É falado o desperdício. A energia consumida para fabricar um bem, a curto ou médio prazo destituído da função original. Energia morta porque o aterro é final. Irrecuperável.

Sem que saudosismo balofo motive a reflexão, é ido o tempo da poupança, dos bens durarem tempos a fio, serem renovados, adaptados e, durante muito tempo, aproveitados.

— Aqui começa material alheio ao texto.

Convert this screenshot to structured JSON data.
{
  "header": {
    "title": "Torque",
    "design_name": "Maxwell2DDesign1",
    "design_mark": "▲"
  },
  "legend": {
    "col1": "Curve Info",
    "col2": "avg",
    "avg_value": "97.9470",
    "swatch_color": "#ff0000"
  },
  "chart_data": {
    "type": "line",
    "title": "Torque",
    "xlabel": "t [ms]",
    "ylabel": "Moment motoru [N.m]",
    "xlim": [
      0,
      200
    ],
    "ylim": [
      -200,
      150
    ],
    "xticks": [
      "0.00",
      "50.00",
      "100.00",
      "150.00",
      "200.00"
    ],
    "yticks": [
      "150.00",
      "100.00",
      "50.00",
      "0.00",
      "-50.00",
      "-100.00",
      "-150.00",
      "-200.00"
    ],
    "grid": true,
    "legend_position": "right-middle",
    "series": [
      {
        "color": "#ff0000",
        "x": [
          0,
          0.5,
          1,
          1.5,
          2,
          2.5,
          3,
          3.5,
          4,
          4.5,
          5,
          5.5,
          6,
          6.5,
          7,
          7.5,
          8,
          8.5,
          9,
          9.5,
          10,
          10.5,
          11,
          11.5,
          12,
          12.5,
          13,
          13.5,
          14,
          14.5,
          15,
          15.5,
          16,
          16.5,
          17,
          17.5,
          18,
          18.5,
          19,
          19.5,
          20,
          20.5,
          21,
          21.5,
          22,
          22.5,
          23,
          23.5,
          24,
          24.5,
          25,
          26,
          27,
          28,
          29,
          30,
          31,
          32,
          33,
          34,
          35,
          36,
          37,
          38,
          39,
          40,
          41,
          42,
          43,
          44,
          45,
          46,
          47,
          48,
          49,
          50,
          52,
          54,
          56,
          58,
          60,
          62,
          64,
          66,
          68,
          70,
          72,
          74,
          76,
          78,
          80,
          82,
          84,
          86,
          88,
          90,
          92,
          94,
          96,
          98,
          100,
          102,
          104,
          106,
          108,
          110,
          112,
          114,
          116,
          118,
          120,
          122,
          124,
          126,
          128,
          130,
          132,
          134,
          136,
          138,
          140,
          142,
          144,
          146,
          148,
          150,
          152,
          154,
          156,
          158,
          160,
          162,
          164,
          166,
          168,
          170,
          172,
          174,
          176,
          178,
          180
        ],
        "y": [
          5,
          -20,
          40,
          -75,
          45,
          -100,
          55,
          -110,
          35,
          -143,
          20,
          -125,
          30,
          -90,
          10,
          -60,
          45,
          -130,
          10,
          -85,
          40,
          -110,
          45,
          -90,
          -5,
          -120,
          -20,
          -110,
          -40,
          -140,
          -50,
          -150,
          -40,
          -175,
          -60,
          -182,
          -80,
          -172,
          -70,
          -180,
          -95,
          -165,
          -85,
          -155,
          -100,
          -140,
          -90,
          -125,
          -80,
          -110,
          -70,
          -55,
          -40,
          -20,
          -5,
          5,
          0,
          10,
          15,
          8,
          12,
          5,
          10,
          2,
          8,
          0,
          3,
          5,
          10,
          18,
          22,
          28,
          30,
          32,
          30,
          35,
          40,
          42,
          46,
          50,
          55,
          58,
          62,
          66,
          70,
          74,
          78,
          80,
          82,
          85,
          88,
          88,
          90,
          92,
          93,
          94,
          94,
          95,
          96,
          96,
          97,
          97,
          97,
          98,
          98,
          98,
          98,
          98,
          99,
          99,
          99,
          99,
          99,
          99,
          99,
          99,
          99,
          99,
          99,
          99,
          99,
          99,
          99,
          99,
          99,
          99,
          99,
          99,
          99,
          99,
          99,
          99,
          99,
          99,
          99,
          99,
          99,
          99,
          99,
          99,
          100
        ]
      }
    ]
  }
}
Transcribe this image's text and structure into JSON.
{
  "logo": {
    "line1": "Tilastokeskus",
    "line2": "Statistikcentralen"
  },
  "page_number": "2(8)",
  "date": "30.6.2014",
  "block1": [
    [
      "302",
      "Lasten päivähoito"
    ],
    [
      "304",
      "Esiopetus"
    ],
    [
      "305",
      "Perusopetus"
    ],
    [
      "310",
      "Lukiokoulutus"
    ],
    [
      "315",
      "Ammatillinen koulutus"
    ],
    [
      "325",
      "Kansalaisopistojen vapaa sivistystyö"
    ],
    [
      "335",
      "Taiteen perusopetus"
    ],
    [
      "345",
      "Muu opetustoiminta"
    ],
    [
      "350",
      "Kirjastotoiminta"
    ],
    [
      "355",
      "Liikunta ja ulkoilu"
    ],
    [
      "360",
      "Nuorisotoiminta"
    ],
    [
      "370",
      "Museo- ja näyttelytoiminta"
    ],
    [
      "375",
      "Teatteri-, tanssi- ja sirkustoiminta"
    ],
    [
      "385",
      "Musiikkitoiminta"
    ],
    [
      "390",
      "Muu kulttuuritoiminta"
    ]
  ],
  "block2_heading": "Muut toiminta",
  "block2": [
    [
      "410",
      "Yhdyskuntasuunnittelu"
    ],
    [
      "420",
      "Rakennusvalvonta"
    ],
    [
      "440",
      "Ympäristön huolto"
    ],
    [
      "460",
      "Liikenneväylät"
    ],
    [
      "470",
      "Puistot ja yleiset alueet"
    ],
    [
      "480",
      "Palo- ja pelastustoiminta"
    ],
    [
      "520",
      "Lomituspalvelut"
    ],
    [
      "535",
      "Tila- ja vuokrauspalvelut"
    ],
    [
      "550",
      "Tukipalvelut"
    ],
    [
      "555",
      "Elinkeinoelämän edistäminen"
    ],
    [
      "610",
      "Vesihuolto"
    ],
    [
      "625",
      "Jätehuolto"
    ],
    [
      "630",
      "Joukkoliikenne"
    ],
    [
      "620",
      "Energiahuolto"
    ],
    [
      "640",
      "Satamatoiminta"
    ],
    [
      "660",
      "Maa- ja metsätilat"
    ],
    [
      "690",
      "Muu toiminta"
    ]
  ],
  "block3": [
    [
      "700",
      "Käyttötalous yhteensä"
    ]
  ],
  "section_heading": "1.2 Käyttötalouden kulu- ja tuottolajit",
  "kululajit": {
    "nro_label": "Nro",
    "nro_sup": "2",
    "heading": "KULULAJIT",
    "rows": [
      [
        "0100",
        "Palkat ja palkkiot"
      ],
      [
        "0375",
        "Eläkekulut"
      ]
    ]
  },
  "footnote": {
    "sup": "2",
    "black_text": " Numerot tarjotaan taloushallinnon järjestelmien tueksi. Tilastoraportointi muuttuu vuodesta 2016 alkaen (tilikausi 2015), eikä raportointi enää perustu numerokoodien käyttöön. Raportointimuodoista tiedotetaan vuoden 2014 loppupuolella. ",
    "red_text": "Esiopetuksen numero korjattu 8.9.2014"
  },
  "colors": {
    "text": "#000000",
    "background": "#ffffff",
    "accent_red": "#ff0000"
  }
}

Podemos substituir lâmpadas incandescentes por outras de baixo consumo. Preferir a bicicleta e andar a pé. Reciclar embalagens, vidros e papel. Comprar electrodomésticos energeticamente económicos. Porém, ou pensamos a justeza do acto de comprar ou o dispêndio de energia para produzir o bem foi inútil. Gasta. Jamais reposta.

Publicado por Teresa C. às junho 4, 2009 11:52 AM

Comentários

associando a imagem ao texto, parto em busca do que já pensei (senti?) sobre o assunto e lembro:

- como das fotografias de objectos e pormenores de lugares podem tão bem fotografar a alma de alguém melhor que o seu próprio retrato, assim a colecção ou sortido de pequenos adereços, amuletos, aquilo de que nos não conseguimos livrar vai representando tão vem quem afinal somos...

- que os libelos contra a sociedade de consumo e a substituição de objectos, artigos e equipamentos pela data e não pela verdadeira validade, que tanto ouvimos e lemos por décadas a fio vem agora talvez em momento desoportuno, pois que a efectivar-se reduzirá a produção, o emprego, a confiança, os índices, o caneco, adiando a recuperação, a superação da crise, o advento dos tempos, afinal felizes, da chapa ganha chapa gasta...

- já para não falar na nem por isso assim tão hipotética desintrustrialização das principais civilizações da humanidade, em que porventura nos poderíamos oferecer mutuamente conchinhas preciosas encontradas à beirAmar, pedrinhas da sorte, da amizade e do oxalá, pétalas da cor do muito amor, folhinhas significativas das árvores do bem querer, por exemplo para marcar livros que haveremos de manuscrever, saborosos desenhos, rabiscos e recados bilhetadinhos em postais e envelopes de confecção própria, camisolinhas de renda para os nossos mais que tudo/a, frases de crochet/ponto de cruz/bordados mil em preceitos de pendurar em paredes que nos guardam e resguardam, ou dádivas de tempo-tesouro em vez de relógios de ouro...

powered pela energia do espírito, renovável, inesgotável e incrementável !!!

ou coisa assim ;->>>

Publicado por: António às junho 4, 2009 03:20 PM

António - que a selecção dos objectos possuídos nos retrata em partes substantivas, confirmo. Que melhor fora respeitar o "statu quo" quando a real e fantasmagórica crise se agiganta é perspectiva fundamentada no real. Pragmatismo sensato. Porém, sem trazer ao quotidiano ideais, como viver?